Qu'en est-il de l'ambition qu'avaient eue, dans les années soixante-dix, les Algériens pour leur pays de devenir le Japon de l'Afrique ? Depuis, beaucoup d'eau avait coulé sous les ponts. Certes, l'Algérie a changé en bien mais aussi en mal. Elle n'est pas arrivée à devenir ce géant économique qu'elle espérait, tout simplement parce que les intentions ne suffiraient pas à réaliser des rêves, si elles n'étaient pas suivies de volonté et de sérieux. Passer d'un pays, quasiment, de paysans illettrés à une société industrielle demandait du temps et des labeurs. Des moyens énormes ont été mis dans l'éducation et la formation pour y parvenir. Des dizaines d'instituts et d'écoles de formation avaient été créés pour donner au pays les cadres qui lui manquaient. Un tissu industriel moderne est venu couvrir toutes les régions d'Algérie. Des méga-entreprises sont nées.

Toutes ces raisons avaient donné de l'espoir et du rêve aux Algériens. Le pays était théoriquement en mesure d'être ce géant africain qui allait laisser derrière lui des pays européens comme l'Espagne et tant d'autres. En ce temps-là, la Corée du Sud était presque méconnue et enlisée dans une guerre froide et fratricide. L'Argentine et le Brésil étaient aussi industriellement sous-développés. La Chine était occupée dans ses révolutions maoïstes. Bien que ses ressources humaines soient considérables et hautement qualifiées, quarante ans après, l'Algérie importe tout ce qu'elle consomme et n'exporte que ce que recèle son sous-sol. Peu à peu le rêve s'est effiloché. L'égoïsme des hommes avait pris le dessus. Les mentalités dépravées aidant, des ouvriers naïfs et des cadres inconscients ont cassé leur outil de travail pour subir ensuite des licenciements massifs, imposés par des restructurations qui se sont avérées stériles.

Voyant une aubaine dans les bouleversements nés après la tombée du mur de Berlin, les décideurs algériens n'ont fait qu'imiter la nouvelle oligarchie russe qui s'est accaparée de tous les leviers économiques de l'ex-URSS. Des joyaux industriels sont cédés à des groupes étrangers et la plupart sont jetés à la casse. Des cartels d'importateurs de containers sont apparus suite à la levée du monopole de l'Etat sur le commerce extérieur. Des milliardaires sont nés de la triste pluie d'octobre et d'autres avec le flot du Téra dollars des années fastes.
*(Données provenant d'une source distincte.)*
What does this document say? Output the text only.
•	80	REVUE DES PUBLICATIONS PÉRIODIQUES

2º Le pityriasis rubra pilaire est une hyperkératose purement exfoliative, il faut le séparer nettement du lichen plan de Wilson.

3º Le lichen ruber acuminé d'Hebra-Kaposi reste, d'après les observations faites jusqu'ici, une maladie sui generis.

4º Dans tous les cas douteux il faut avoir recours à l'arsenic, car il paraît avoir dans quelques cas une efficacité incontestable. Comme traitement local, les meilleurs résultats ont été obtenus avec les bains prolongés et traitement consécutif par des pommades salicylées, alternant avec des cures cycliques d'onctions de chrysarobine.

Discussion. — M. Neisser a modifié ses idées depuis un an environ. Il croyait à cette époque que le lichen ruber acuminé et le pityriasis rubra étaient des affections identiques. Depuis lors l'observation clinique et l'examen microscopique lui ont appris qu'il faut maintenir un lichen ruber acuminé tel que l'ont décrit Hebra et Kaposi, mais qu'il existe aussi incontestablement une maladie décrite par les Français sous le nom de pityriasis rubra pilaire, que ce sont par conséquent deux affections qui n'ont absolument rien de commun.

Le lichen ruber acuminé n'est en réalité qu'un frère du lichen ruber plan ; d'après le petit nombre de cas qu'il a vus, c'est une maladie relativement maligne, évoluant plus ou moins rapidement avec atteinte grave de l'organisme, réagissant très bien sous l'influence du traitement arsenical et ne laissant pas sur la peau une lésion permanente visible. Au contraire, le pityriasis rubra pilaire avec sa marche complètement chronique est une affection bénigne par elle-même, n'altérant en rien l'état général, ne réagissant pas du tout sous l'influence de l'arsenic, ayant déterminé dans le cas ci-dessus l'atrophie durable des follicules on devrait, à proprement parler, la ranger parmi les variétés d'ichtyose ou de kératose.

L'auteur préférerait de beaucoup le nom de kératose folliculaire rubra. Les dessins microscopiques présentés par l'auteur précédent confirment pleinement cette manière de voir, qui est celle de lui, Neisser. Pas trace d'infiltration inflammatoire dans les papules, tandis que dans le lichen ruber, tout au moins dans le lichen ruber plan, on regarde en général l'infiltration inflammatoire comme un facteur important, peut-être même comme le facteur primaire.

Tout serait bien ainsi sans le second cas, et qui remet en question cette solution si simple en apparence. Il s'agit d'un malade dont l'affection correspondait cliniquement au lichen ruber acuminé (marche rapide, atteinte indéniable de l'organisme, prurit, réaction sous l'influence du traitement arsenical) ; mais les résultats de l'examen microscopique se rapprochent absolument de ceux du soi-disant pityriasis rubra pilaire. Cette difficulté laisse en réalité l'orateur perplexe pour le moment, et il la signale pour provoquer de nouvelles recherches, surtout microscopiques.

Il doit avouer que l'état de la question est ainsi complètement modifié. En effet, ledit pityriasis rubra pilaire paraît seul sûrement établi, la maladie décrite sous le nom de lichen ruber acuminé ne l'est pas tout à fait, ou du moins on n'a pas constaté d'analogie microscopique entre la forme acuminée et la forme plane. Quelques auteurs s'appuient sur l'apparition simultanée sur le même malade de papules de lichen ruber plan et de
Aujourd'hui, des entreprises publiques et non des moindres se voient obligées de recourir à l'endettement extérieur quand des fortunes amassées, d'une façon ou d'une autre, se trouveraient placées dans des paradis offshores.

L'économie rentière est à bout de souffle, elle a surtout profité à une minorité qui gravite autour des centres de décision, la majorité subira les contraintes de la crise financière. Si dans les années 70 le pays était démuni de compétences et faisait le plein emploi, il se permet aujourd'hui des milliers de chômeurs de luxe. N'ayant pas vécu l'enthousiasme et la fierté des premières années de l'indépendance, la nouvelle génération se pose des questions et doute de son avenir, car elle estime qu'elle n'aurait pas les privilèges qu'ont eus ses parents.

Le dirigisme franquiste a eu ses limites en Espagne, tout comme le maoïsme en Chine et si ce n'était pas l'arrivée des réformateurs à la tête de ces deux pays, le sous-développement serait encore leur souci majeur. Le rejet de l'autoritarisme doit s'appliquer autant à l'économie qu'au social parce que la liberté d'entreprendre va avec la liberté de prendre en charge son propre destin. Le parallèle n'est pas loin, l'Algérie a aussi besoin d'une nouvelle classe politique jeune, réformiste qui puisse décomplexer le passé colonial dans lequel s'y sont fixés ses parents. Elle en a assez de lire les sempiternelles histoires des autres, elle est capable d'en écrire elle-même la sienne.